Statutory audit has become such a natural part of the corporate governance furniture that many have forgotten what it is for. Why not scrap and swap it instead for assurance work, to be led by the demands of the market, not by governments?

Of course, after the financial crisis it may be hard to persuade politicians and regulators that an auditor’s visit should be a matter of choice for companies and their investors.

But audit has lost much of its grip on corporate life – and does not appear to have been missed that much. In the UK, with only one or two caveats, businesses only need to appoint an auditor if turnover reaches £6.5m or balance sheet values exceed £2.26m. The threshold varies across the European Union (EU) but the net result is that, according to figures from the Association of Chartered Certified Accountants (ACCA), 98.7 percent of European companies are excused a statutory audit. But at the same time, those companies collectively employ almost half of Europe’s workforce.

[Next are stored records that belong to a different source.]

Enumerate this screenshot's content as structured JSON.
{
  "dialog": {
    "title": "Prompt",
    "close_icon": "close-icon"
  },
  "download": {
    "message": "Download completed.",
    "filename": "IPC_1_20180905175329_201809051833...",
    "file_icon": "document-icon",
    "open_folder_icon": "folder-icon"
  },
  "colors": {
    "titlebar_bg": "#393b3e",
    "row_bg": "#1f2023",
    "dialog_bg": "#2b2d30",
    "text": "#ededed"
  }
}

They matter.

If audit has been scrapped for small business, why keep it for large entities? According to Stephen Haddrill, the Financial Reporting Council’s still-new broom, auditors are needed because the shareholders of large companies have become more fragmented, so investors have less power to challenge management. He claims the era of insurance companies and pension funds wielding power is waning. They now own less than 15 percent of the shares on the London market, preferring bonds to equities. Overseas investors are taking a larger equity share and concentrated influence is lost. Auditors are sometimes accused of acting like management, forgetting they are meant to report to shareholders: in this scenario of disappearing investor influence, they are more like surrogate shareholders.

If auditors were forced out from behind the skirts of legal privilege, they would stand on their own two feet, proving their worth and delivering better value. That might lead to a more transparent audit process, and more robust audit reports. Such a move towards privatisation would also help auditors with their long-standing campaign to improve the liability arrangements that are just not working.

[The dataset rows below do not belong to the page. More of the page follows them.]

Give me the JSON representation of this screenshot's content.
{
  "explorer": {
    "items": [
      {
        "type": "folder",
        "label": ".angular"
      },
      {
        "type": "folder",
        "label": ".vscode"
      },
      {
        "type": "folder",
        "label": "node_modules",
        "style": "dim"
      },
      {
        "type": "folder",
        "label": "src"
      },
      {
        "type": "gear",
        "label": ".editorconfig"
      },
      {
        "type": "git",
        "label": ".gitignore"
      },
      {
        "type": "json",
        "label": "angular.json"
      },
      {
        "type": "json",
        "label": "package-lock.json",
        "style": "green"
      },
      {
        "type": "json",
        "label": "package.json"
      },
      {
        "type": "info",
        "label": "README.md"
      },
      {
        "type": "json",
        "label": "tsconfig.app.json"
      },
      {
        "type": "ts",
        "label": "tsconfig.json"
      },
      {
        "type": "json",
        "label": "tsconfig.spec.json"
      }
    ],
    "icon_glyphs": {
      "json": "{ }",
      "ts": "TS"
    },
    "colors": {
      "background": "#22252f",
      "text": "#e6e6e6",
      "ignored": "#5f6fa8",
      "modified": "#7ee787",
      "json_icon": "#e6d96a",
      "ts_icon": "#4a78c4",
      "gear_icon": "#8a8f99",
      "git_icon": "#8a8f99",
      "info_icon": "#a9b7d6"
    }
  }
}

Most importantly, such a bold move would reverse the growing impression – pointed out by Haddrill – that just when audit is needed more, it is delivering less. He raises two examples of falling value. First, accounting standards have allowed management more discretion in the valuation of assets. This has resulted in a wide range of valuations of the same asset, which makes the audit process look pointless. Second, as was highlighted by the parliamentary investigations of the financial crisis, the role of the auditor has become confined to an oversight role. The wider thinking – and contact with others in the regulatory framework – no longer happens.

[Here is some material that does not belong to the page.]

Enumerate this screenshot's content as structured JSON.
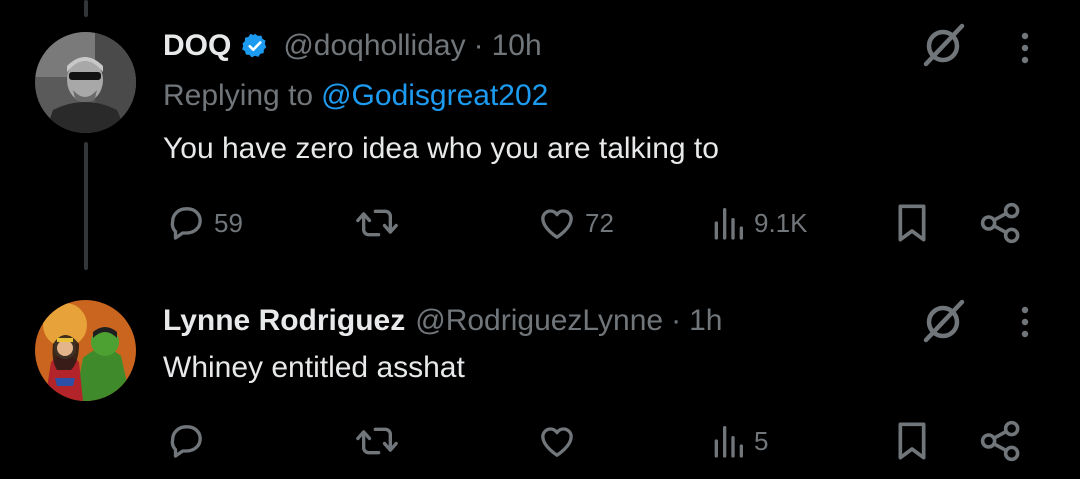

The EU and its member states are due to re-examine the role of audit with an overhaul of the fourth and seventh accounting directives, due to start at the end of this year or early 2011. The most likely outcome is that member states will be allowed to raise audit thresholds, gradually nibbling away at the hold of statutory audit. But there is little appetite for scrapping the audit law outright: it is seen as a minimum, a lowest common denominator safety net. Keep the statutory minimum, however, and there seems no way to raise quality and aspiration.

One final fact from ACCA’s audit briefing. While under EU law, only 0.3 million audits are required, and 1.4 million are actually performed. There is a host of reasons why non-statutory audits happen, but happen they do. Scrapping the statutory audit may be just the step required to deliver the value from audit that all stakeholders need.